If elected, one of the first things Cullop said he’d seek to do is get corporate money out of politics, which he believes would help solve problems like gun violence and high prescription drug prices.
“I’ve pledged not to take a dime from corporate PACs,” he said. “Big corporations are unfairly influencing policy in Washington and if we can get big corporate money out of Washington, then we can solve a lot of the other problems facing our democracy.”
Hometown: Gastonia, North Carolina
Education: Bachelor’s degree in chemistry, University of West Georgia; MBA, Harvard Business School; MPA, Harvard Kennedy School
Occupation: Senior adviser, Tom Tom Founders Festival
Experience: Chief of staff for Rep. Seth Moulton, D-Mass.; sergeant in the U.S. Marine Corps; co-founder of Zillabyte and Twilio
Personal: Married, one daughter
A Marine veteran with experience in the business community, Huffstetler says he’s a uniquely well-rounded candidate.
“I want to combine these life experiences to work on building a more inclusive and accessible economy,” he said.
Huffstetler said he is the only candidate with a jobs plan to grow industries in the district, something he has outlined on his campaign site.
“I’m going to continue focusing like a laser on creating jobs here in the 5th District,” he said. “What really drives me is making sure that everybody in all of our ZIP codes can be included in the changing economy.”
Though not from the 5th District, Huffstetler said his family has lived in the Piedmont region for hundreds of years. Over that time, they’ve gotten a taste of the American Dream, something Huffstetler say he wants for everyone.
“I want how the Huffstetlers feel about America to be the way that everyone feels about America,” he said. “I want voters to know that this country is for them, no matter the color of their skin, their religion, or the color of their collar.”
Hometown: East Prairie, Missouri
Education: Bachelor’s in economics, Southern Missouri State University; juris doctor, University of Tulsa College of Law
Experience: City attorney in East Prairie; prosecuting attorney for Mississippi County; assistant commonwealth’s attorney, Spotsylvania County, Virginia; assistant commonwealth’s attorney, Albemarle County, Virginia
Personal: Married, two children
Growing up in a small Missouri town, Sneathern saw the adverse effects of a changing economy firsthand.

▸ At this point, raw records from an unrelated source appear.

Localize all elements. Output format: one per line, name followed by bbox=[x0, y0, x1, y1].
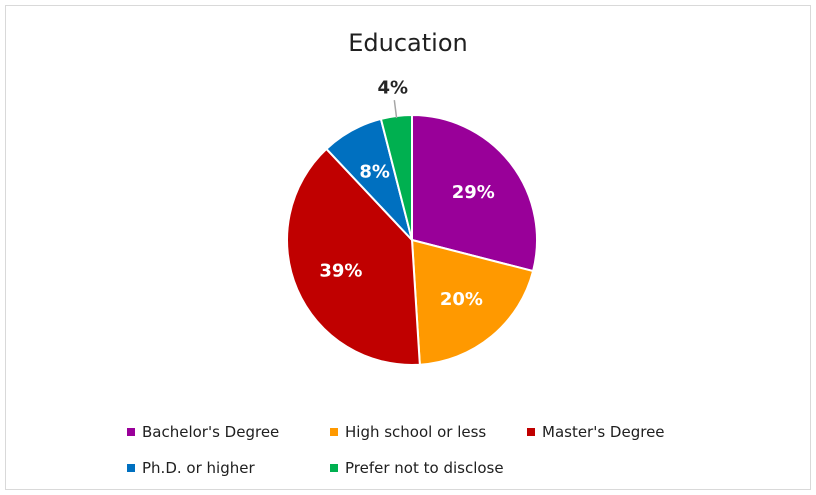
slice-high-school bbox=[410, 238, 535, 366]
label-prefer-not: 4% bbox=[378, 78, 409, 99]
chart-title: Education bbox=[348, 29, 468, 57]
label-high-school: 20% bbox=[440, 289, 483, 310]
legend-item-high-school: High school or less bbox=[330, 423, 486, 441]
legend-swatch bbox=[127, 464, 135, 472]
legend-item-prefer-not: Prefer not to disclose bbox=[330, 459, 504, 477]
legend-label: Ph.D. or higher bbox=[142, 459, 255, 477]
legend-swatch bbox=[330, 428, 338, 436]
legend-swatch bbox=[127, 428, 135, 436]
legend-item-bachelors: Bachelor's Degree bbox=[127, 423, 279, 441]
legend-label: High school or less bbox=[345, 423, 487, 441]
slice-masters bbox=[286, 147, 421, 366]
leader-line bbox=[393, 100, 398, 119]
legend-label: Master's Degree bbox=[542, 423, 665, 441]
label-bachelors: 29% bbox=[452, 182, 495, 203]
legend-swatch bbox=[330, 464, 338, 472]
legend-label: Bachelor's Degree bbox=[142, 423, 280, 441]
label-masters: 39% bbox=[319, 260, 362, 281]
legend-item-masters: Master's Degree bbox=[527, 423, 665, 441]
legend-swatch bbox=[527, 428, 535, 436]
slice-bachelors bbox=[411, 113, 538, 273]
legend-label: Prefer not to disclose bbox=[345, 459, 504, 477]
legend-item-phd: Ph.D. or higher bbox=[127, 459, 255, 477]
label-phd: 8% bbox=[359, 162, 390, 183]
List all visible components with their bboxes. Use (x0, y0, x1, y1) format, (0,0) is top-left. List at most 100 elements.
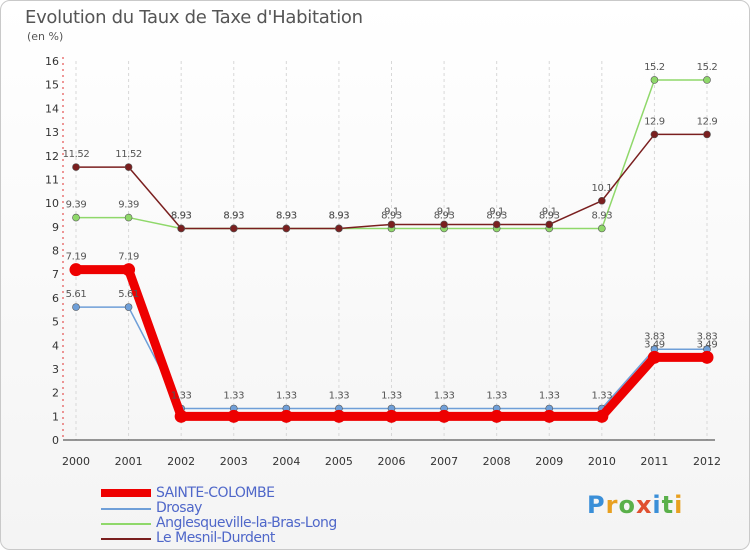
data-label: 3.49 (644, 339, 665, 350)
data-label: 3.49 (697, 339, 718, 350)
data-point (703, 130, 711, 139)
y-tick-label: 5 (52, 316, 59, 329)
y-tick-label: 16 (45, 55, 59, 68)
data-point (229, 224, 238, 233)
legend-item-sainte-colombe: SAINTE-COLOMBE (101, 485, 421, 501)
y-tick-label: 6 (52, 292, 59, 305)
x-tick-label: 2011 (640, 455, 668, 468)
data-label: 8.93 (591, 210, 612, 221)
data-label: 3.83 (697, 331, 718, 342)
data-point (72, 163, 80, 171)
legend-item-drosay: Drosay (101, 500, 421, 516)
legend-swatch (101, 538, 151, 540)
data-point (647, 350, 661, 364)
data-label: 8.93 (171, 210, 192, 221)
data-label: 15.2 (697, 62, 718, 73)
data-point (545, 220, 554, 229)
data-label: 1.33 (434, 390, 455, 401)
legend-swatch (101, 523, 151, 525)
data-label: 8.93 (329, 210, 350, 221)
data-label: 8.93 (171, 210, 192, 221)
data-label: 9.39 (66, 200, 87, 211)
data-label: 12.9 (697, 116, 718, 127)
data-label: 15.2 (644, 62, 665, 73)
legend-swatch (101, 508, 151, 510)
data-label: 1.33 (486, 390, 507, 401)
data-point (598, 196, 606, 205)
data-point (440, 220, 448, 229)
y-tick-label: 8 (52, 245, 59, 258)
data-label: 5.61 (66, 289, 87, 300)
data-point (650, 130, 659, 139)
data-point (335, 224, 343, 233)
data-point (598, 224, 606, 233)
data-label: 1.33 (329, 390, 350, 401)
data-label: 1.33 (223, 390, 244, 401)
data-label: 3.83 (644, 331, 665, 342)
data-label: 8.93 (329, 210, 350, 221)
data-point (332, 409, 346, 423)
x-tick-label: 2002 (167, 455, 195, 468)
data-point (279, 409, 293, 423)
data-label: 9.1 (489, 206, 504, 217)
y-tick-label: 9 (52, 221, 59, 234)
y-tick-label: 0 (52, 434, 59, 447)
y-tick-label: 3 (52, 363, 59, 376)
y-tick-label: 12 (45, 150, 59, 163)
x-tick-label: 2009 (535, 455, 563, 468)
data-label: 8.93 (223, 210, 244, 221)
x-tick-label: 2007 (430, 455, 458, 468)
data-label: 8.93 (223, 210, 244, 221)
data-label: 8.93 (381, 210, 402, 221)
unit-label: (en %) (27, 30, 64, 43)
proxiti-logo: Proxiti (587, 491, 684, 519)
y-tick-label: 13 (45, 126, 59, 139)
x-tick-label: 2006 (378, 455, 406, 468)
legend-item-anglesqueville: Anglesqueville-la-Bras-Long (101, 515, 421, 531)
data-label: 8.93 (486, 210, 507, 221)
data-label: 7.19 (118, 252, 139, 263)
data-point (124, 213, 133, 222)
y-tick-label: 11 (45, 173, 59, 186)
legend-swatch (101, 489, 151, 497)
data-point (177, 224, 185, 233)
legend-label: Le Mesnil-Durdent (156, 530, 275, 546)
data-point (542, 409, 556, 423)
data-point (703, 76, 711, 84)
y-tick-label: 10 (45, 197, 59, 210)
data-point (650, 76, 659, 84)
y-tick-label: 2 (52, 387, 59, 400)
data-label: 9.1 (542, 206, 557, 217)
data-point (595, 409, 609, 423)
data-point (387, 220, 396, 229)
data-point (227, 409, 241, 423)
data-label: 11.52 (115, 149, 142, 160)
data-label: 8.93 (434, 210, 455, 221)
data-point (72, 213, 80, 222)
data-point (69, 263, 83, 277)
data-label: 10.1 (591, 183, 612, 194)
legend-label: SAINTE-COLOMBE (156, 485, 275, 501)
data-label: 9.1 (384, 206, 399, 217)
y-tick-label: 7 (52, 268, 59, 281)
data-point (282, 224, 291, 233)
x-tick-label: 2008 (483, 455, 511, 468)
data-label: 9.1 (437, 206, 452, 217)
y-tick-label: 1 (52, 410, 59, 423)
y-tick-label: 14 (45, 102, 59, 115)
data-label: 1.33 (381, 390, 402, 401)
data-label: 1.33 (539, 390, 560, 401)
data-label: 12.9 (644, 116, 665, 127)
data-label: 11.52 (63, 149, 90, 160)
data-label: 1.33 (171, 390, 192, 401)
data-point (174, 409, 188, 423)
data-point (385, 409, 398, 423)
data-label: 7.19 (66, 252, 87, 263)
data-label: 9.39 (118, 200, 139, 211)
x-tick-label: 2010 (588, 455, 616, 468)
y-tick-label: 4 (52, 339, 59, 352)
data-label: 8.93 (539, 210, 560, 221)
data-label: 1.33 (591, 390, 612, 401)
x-tick-label: 2012 (693, 455, 721, 468)
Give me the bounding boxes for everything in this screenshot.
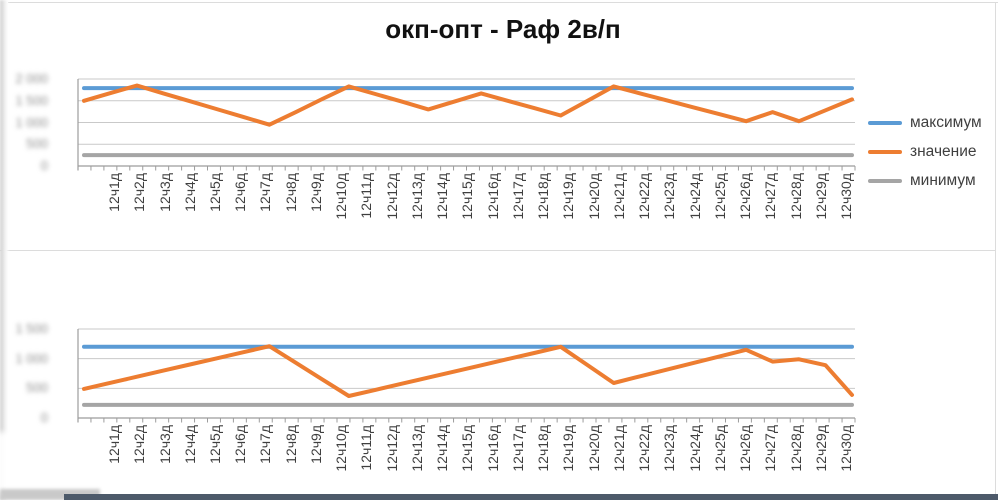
x-axis-label: 12ч1д (106, 173, 122, 212)
y-axis-label: 0 (40, 158, 48, 173)
x-axis-label: 12ч4д (181, 425, 198, 464)
x-axis-label: 12ч27д (762, 173, 779, 220)
y-axis-label: 1 500 (15, 92, 48, 108)
x-axis-label: 12ч1д (106, 425, 122, 464)
legend-item-maximum[interactable]: максимум (868, 108, 994, 137)
x-axis-label: 12ч3д (156, 173, 173, 212)
x-axis-label: 12ч19д (560, 425, 577, 472)
x-axis-label: 12ч30д (838, 173, 854, 220)
x-axis-label: 12ч11д (358, 425, 375, 471)
x-axis-label: 12ч24д (686, 425, 703, 472)
x-axis-label: 12ч28д (787, 173, 804, 220)
x-axis-label: 12ч12д (383, 173, 400, 220)
x-axis-label: 12ч13д (408, 425, 425, 472)
y-axis-label: 1 000 (15, 114, 48, 130)
x-axis-label: 12ч8д (282, 425, 299, 464)
y-axis-label: 1 500 (15, 321, 48, 336)
x-axis-label: 12ч25д (711, 173, 728, 220)
x-axis-ticks (77, 166, 856, 171)
x-axis-label: 12ч23д (661, 173, 678, 220)
x-axis-label: 12ч7д (257, 173, 274, 212)
x-axis-label: 12ч2д (131, 173, 148, 212)
y-axis-label: 500 (26, 136, 48, 152)
frame-border-middle (0, 250, 996, 251)
chart1-title[interactable]: окп-опт - Раф 2в/п (385, 14, 621, 44)
x-axis-label: 12ч20д (585, 173, 602, 220)
x-axis-label: 12ч29д (812, 173, 829, 220)
x-axis-label: 12ч20д (585, 425, 602, 472)
x-axis-label: 12ч18д (535, 425, 552, 472)
x-axis-label: 12ч21д (610, 173, 627, 220)
x-axis-label: 12ч6д (232, 173, 249, 212)
x-axis-label: 12ч26д (737, 173, 753, 220)
x-axis-label: 12ч17д (509, 173, 526, 220)
x-axis-label: 12ч9д (307, 173, 324, 212)
legend-item-value[interactable]: значение (868, 137, 994, 166)
x-axis-label: 12ч29д (812, 425, 829, 472)
x-axis-label: 12ч4д (181, 173, 198, 212)
x-axis-label: 12ч5д (207, 173, 223, 212)
x-axis-label: 12ч18д (535, 173, 552, 220)
x-axis-label: 12ч9д (307, 425, 324, 464)
y-axis-label: 1 000 (15, 350, 48, 366)
x-axis-label: 12ч24д (686, 173, 703, 220)
x-axis-label: 12ч28д (787, 425, 804, 472)
x-axis-label: 12ч22д (636, 425, 653, 472)
x-axis-label: 12ч5д (207, 425, 223, 464)
x-axis-label: 12ч3д (156, 425, 173, 464)
x-axis-label: 12ч7д (257, 425, 274, 464)
x-axis-label: 12ч27д (762, 425, 779, 472)
x-axis-label: 12ч30д (838, 425, 854, 472)
blur-overlay (0, 432, 104, 494)
x-axis-label: 12ч2д (131, 425, 148, 464)
series-значение (82, 344, 854, 398)
value-line-swatch (868, 149, 902, 154)
x-axis-label: 12ч21д (610, 425, 627, 472)
maximum-line-swatch (868, 120, 902, 125)
x-axis-label: 12ч19д (560, 173, 577, 220)
x-axis-label: 12ч8д (282, 173, 299, 212)
chart-frame-1[interactable]: окп-опт - Раф 2в/п максимум значение мин… (0, 2, 998, 250)
series-значение (82, 83, 854, 127)
x-axis-label: 12ч11д (358, 173, 375, 219)
x-axis-label: 12ч14д (434, 425, 451, 472)
x-axis-label: 12ч17д (509, 425, 526, 472)
chart1-legend[interactable]: максимум значение минимум (868, 108, 994, 195)
legend-label: значение (910, 142, 977, 160)
x-axis-label: 12ч6д (232, 425, 249, 464)
x-axis-label: 12ч22д (636, 173, 653, 220)
y-axis-label: 2 000 (15, 71, 48, 86)
x-axis-label: 12ч10д (333, 425, 350, 472)
x-axis-label: 12ч16д (484, 173, 501, 220)
legend-item-minimum[interactable]: минимум (868, 166, 994, 195)
x-axis-label: 12ч13д (408, 173, 425, 220)
minimum-line-swatch (868, 178, 902, 183)
frame-border-right (995, 2, 996, 494)
screen-left-edge (0, 0, 8, 500)
x-axis-label: 12ч10д (333, 173, 350, 220)
frame-border-top (8, 2, 998, 3)
x-axis-label: 12ч14д (434, 173, 451, 220)
y-axis-label: 500 (26, 380, 48, 396)
legend-label: минимум (910, 171, 976, 189)
y-axis-label: 0 (40, 410, 48, 425)
x-axis-label: 12ч25д (711, 425, 728, 472)
taskbar-fragment (0, 489, 100, 500)
x-axis-label: 12ч15д (459, 425, 476, 472)
x-axis-label: 12ч26д (737, 425, 753, 472)
x-axis-label: 12ч23д (661, 425, 678, 472)
x-axis-ticks (77, 418, 856, 423)
x-axis-label: 12ч12д (383, 425, 400, 472)
window-bottom-edge (64, 494, 998, 500)
x-axis-label: 12ч16д (484, 425, 501, 472)
legend-label: максимум (910, 113, 982, 131)
x-axis-label: 12ч15д (459, 173, 476, 220)
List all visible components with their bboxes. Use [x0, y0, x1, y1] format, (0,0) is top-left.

With that experience in mind, Sneathern said if elected he will work hard to help similarly affected regions of the 5th District, particularly in the southside, and foster the idea of shared humanity.
“If I get the chance to be their delegate, I fight every single day to bring back jobs to this district, especially the places that have lost so many,” he said. “Try to bring back a reverence for the understanding that we have much more connecting us than separating us.”
Sneathern said his background as a trial attorney and city prosecutor rivals Garrett’s credentials. However, Sneathern said his additional experience in public service a while ago gives him an edge over his fellow Democratic candidates.
One of the most pressing issues facing the nation is a lack of access to high-quality health care, said Sneathern, something he would seek to fix by expanding Medicare.
“Health care is the issue I’ve heard earliest and most often in my discussions and throughout the district,” he said. “I would leave in place the [Affordable Care Act] and current market system, but would expand Medicare so there would be competition between those two.”